Friday, April 11, 2008

Parent teacher interview

We dragged our pre-teen out of bed at an ungodly hour this morning to get her to our interview with a bunch of her grade 7 teachers. I like her school a lot more after noticing that three of her teachers are saying pretty much the same thing about her that we always tell her at home with respect to her school achievements. They know her and they like her. We do too, fortunately. But then I find myself wondering whether all average middle class parents think the same things about their kids and all teachers know this, so they just sit on the little chairs behind those ugly little tables and repeat the same four sentences over and over, nodding like academic bobble-heads. Maybe there's even a manual.

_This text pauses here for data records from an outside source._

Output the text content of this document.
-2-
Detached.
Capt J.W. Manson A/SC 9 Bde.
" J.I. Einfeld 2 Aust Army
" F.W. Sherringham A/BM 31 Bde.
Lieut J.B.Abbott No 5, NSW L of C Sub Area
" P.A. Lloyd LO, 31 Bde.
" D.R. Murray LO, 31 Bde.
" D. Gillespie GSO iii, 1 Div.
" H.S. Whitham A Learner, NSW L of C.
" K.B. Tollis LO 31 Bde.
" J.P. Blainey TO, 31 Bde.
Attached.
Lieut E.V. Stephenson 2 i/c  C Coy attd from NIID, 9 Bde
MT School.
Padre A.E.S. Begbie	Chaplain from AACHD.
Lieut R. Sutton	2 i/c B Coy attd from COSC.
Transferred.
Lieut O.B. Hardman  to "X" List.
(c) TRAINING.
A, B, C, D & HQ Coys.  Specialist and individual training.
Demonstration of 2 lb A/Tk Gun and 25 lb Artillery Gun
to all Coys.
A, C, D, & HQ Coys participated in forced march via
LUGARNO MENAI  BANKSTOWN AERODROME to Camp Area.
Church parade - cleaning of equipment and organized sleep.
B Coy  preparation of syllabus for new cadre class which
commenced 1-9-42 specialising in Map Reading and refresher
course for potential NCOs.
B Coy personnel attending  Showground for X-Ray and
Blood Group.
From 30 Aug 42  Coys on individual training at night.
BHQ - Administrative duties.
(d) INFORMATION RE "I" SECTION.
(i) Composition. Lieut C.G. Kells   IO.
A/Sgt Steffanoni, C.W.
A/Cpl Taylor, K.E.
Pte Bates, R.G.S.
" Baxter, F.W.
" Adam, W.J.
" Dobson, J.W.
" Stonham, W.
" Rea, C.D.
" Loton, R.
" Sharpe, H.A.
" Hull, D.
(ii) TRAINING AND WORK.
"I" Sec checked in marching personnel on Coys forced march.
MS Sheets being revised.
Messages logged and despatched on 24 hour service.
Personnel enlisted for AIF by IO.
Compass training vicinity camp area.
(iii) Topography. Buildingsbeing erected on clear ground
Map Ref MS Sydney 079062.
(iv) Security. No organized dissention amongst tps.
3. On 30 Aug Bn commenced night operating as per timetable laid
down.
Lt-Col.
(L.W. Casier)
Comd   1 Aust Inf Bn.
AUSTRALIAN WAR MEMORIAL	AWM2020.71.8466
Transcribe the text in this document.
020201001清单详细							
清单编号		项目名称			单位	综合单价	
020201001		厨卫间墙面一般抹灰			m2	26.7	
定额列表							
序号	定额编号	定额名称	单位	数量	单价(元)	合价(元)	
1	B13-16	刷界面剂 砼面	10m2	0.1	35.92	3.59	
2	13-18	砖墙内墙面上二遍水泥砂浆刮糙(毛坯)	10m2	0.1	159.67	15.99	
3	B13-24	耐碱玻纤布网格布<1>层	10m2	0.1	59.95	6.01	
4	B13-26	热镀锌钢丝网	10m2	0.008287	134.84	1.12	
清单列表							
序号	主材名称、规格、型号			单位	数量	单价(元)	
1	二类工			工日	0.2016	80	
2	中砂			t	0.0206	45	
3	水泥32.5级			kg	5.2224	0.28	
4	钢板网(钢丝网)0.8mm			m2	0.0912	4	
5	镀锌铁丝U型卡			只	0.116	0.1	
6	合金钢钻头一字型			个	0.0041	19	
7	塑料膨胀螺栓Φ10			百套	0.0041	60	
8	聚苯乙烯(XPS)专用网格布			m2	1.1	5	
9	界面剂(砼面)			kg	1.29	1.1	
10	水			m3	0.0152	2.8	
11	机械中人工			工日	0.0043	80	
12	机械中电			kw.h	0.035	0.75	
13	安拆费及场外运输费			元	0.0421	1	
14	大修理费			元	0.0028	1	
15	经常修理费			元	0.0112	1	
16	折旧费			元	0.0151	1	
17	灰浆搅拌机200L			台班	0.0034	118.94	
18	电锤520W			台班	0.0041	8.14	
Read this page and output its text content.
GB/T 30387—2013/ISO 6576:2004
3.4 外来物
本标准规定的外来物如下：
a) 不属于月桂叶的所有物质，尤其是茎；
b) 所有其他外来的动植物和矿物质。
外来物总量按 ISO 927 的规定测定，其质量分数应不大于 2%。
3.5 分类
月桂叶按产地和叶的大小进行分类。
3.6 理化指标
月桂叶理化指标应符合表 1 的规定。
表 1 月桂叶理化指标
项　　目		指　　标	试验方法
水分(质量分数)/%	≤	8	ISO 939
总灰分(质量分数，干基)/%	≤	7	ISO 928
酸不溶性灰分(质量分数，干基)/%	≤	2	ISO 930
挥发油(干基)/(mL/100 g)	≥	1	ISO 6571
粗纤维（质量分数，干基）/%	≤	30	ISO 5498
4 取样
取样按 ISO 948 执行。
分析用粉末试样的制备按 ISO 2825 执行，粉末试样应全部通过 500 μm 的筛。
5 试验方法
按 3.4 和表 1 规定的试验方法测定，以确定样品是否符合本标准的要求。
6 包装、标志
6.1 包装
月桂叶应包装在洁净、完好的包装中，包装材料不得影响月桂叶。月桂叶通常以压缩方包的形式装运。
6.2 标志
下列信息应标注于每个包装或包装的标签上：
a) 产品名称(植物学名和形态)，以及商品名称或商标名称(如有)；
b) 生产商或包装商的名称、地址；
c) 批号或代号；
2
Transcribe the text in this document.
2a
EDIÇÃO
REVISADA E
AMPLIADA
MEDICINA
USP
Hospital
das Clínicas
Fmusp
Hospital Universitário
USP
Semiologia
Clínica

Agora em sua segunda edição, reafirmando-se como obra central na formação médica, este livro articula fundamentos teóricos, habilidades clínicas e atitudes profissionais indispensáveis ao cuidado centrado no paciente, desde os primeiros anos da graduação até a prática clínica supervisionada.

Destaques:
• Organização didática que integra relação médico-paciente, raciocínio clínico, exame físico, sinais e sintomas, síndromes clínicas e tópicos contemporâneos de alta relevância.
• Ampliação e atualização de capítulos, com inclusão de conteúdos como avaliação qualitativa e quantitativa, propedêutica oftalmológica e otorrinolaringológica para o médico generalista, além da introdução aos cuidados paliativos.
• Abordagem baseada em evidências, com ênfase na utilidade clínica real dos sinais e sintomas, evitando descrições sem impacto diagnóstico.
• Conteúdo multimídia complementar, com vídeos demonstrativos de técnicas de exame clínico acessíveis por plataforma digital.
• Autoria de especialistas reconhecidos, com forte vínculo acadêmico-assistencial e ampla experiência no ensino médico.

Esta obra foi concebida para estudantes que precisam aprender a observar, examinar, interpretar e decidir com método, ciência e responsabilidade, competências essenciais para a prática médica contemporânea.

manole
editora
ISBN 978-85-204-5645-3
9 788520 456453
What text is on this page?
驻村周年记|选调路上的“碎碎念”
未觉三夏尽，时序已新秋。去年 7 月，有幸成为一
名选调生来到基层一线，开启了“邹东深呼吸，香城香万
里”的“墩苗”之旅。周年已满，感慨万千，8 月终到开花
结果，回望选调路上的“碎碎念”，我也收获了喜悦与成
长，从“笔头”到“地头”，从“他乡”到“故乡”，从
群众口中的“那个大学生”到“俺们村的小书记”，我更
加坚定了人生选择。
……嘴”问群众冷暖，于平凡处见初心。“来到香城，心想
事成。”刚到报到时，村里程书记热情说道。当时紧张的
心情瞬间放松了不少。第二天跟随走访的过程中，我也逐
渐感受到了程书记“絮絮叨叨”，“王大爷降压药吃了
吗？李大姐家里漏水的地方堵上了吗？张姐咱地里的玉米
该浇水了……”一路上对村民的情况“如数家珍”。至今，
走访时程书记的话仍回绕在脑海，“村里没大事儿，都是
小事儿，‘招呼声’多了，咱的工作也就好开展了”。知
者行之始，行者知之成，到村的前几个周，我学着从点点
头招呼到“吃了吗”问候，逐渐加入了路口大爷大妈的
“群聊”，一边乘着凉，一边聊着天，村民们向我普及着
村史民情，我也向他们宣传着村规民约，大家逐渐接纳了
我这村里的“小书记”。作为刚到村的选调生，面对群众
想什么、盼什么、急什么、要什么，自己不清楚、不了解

As you can imagine, having these thoughts run through my head while trying to listen to a math teacher explain why our kid didn't quite seem to understand ASA and SAS and congruent triangles made it slightly necessary for me to inflict a bit of damage on my lower lip so as not to spray coffee across the table. It also didn't help that the young student teacher with luxuriously flowing chestnut hair and exceptionally tall stiletto heels was sitting at one of these little desks looking just willowy enough and chewing delicately on a pencil while reading a novel buried in her lap. Nobody wanted to talk to her (nobody knew who she was, probably) but I imagine she was carefully following an instruction to attend, hoping to get taken on staff next year. At some point, as the morass of my daughter's algebraic etchings was laid out before me, I lapsed into lascivious thought and I let it happen. Shame on me.

So now I've just gotten home from an interview that only ran 45 minutes behind schedule to find an email granting me a one year extension on my funding. Or more accurately, pointing out that I had had this option all along and had just not known about it. So now, pending answers to a few small questions of clarification, the vista of my summer is possibly entirely different. Instead of the scramble to shove into print every piece of shit data I can possibly wrap a sexy figure around, I can actually think about what I'm doing and maybe even collect a little more data so that I know what I'm talking about.

Also, it means more time for the book that ate my life. And my kids, who I'm seeing more than for a long time really do need a whole lot of my time. And a garden.

Now I'll go wander around in the rain for a bit.